The Los Angeles region is notorious for its lack of urban public space; LOHA’s design for Formosa1140 addresses this condition by radically parceling out a third of its privately owned building site as a publicly managed pocket park for the city of West Hollywood. Formosa1140 simultaneously creates density and green space and models a replicable prototype for incremental community-driven city development.
In West Hollywood, the need for parks is dire: the city is saturated with housing, 90% of which comprises multi-family residences, while only 1% of total land is allocated to parks. At the time of Formosa1140’s inception, West Hollywood provided two public parks to its community.

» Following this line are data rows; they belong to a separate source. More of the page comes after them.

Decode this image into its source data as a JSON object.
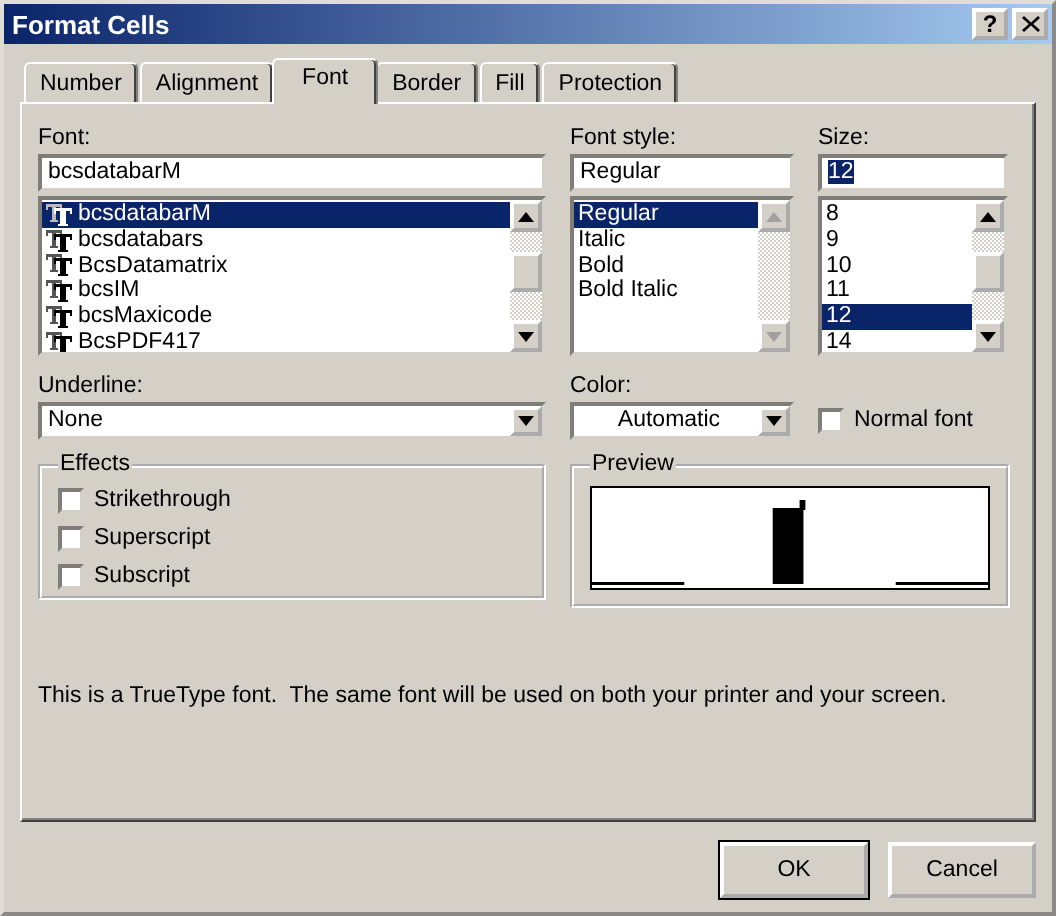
{
  "window": {
    "title": "Format Cells",
    "help": "?"
  },
  "tabs": [
    {
      "label": "Number",
      "selected": false
    },
    {
      "label": "Alignment",
      "selected": false
    },
    {
      "label": "Font",
      "selected": true
    },
    {
      "label": "Border",
      "selected": false
    },
    {
      "label": "Fill",
      "selected": false
    },
    {
      "label": "Protection",
      "selected": false
    }
  ],
  "lists": [
    {
      "label": "Font:",
      "value": "bcsdatabarM",
      "value_highlighted": false,
      "with_icons": true,
      "scroll_enabled": true,
      "items": [
        {
          "label": "bcsdatabarM",
          "selected": true
        },
        {
          "label": "bcsdatabars",
          "selected": false
        },
        {
          "label": "BcsDatamatrix",
          "selected": false
        },
        {
          "label": "bcsIM",
          "selected": false
        },
        {
          "label": "bcsMaxicode",
          "selected": false
        },
        {
          "label": "BcsPDF417",
          "selected": false
        }
      ]
    },
    {
      "label": "Font style:",
      "value": "Regular",
      "value_highlighted": false,
      "with_icons": false,
      "scroll_enabled": false,
      "items": [
        {
          "label": "Regular",
          "selected": true
        },
        {
          "label": "Italic",
          "selected": false
        },
        {
          "label": "Bold",
          "selected": false
        },
        {
          "label": "Bold Italic",
          "selected": false
        }
      ]
    },
    {
      "label": "Size:",
      "value": "12",
      "value_highlighted": true,
      "with_icons": false,
      "scroll_enabled": true,
      "items": [
        {
          "label": "8",
          "selected": false
        },
        {
          "label": "9",
          "selected": false
        },
        {
          "label": "10",
          "selected": false
        },
        {
          "label": "11",
          "selected": false
        },
        {
          "label": "12",
          "selected": true
        },
        {
          "label": "14",
          "selected": false
        }
      ]
    }
  ],
  "underline": {
    "label": "Underline:",
    "value": "None"
  },
  "color": {
    "label": "Color:",
    "value": "Automatic"
  },
  "normal_font": {
    "label": "Normal font",
    "checked": false
  },
  "effects": {
    "title": "Effects",
    "options": [
      {
        "label": "Strikethrough",
        "checked": false
      },
      {
        "label": "Superscript",
        "checked": false
      },
      {
        "label": "Subscript",
        "checked": false
      }
    ]
  },
  "preview": {
    "title": "Preview"
  },
  "note": "This is a TrueType font.  The same font will be used on both your printer and your screen.",
  "buttons": [
    {
      "label": "OK",
      "default": true
    },
    {
      "label": "Cancel",
      "default": false
    }
  ]
}
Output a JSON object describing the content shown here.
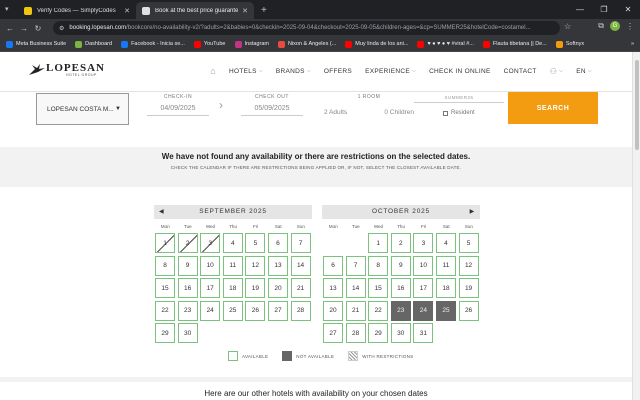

By eliminating the private courtyard and pushing the housing volume to one side of the building lot, LOHA provides each residential unit with public park frontage. Its façade is then achieved through a unique choreography of perforated metal sheathing and fenestration.
The variation of privacy screens and open balcony voids within the building’s skin allows for the public realm of the park to intrude into the private volume of the building. Formosa1140’s permeable envelope promotes resident-community interaction.
Following Formosa1140’s success, there are now over a dozen designated public open areas. Located in a redevelopment area previously blighted by high deterioration, crime, and abandonment, Formosa1140’s red form grounds its park, brightens its neutral surroundings, and has helped catalyze the revitalization of West Hollywood.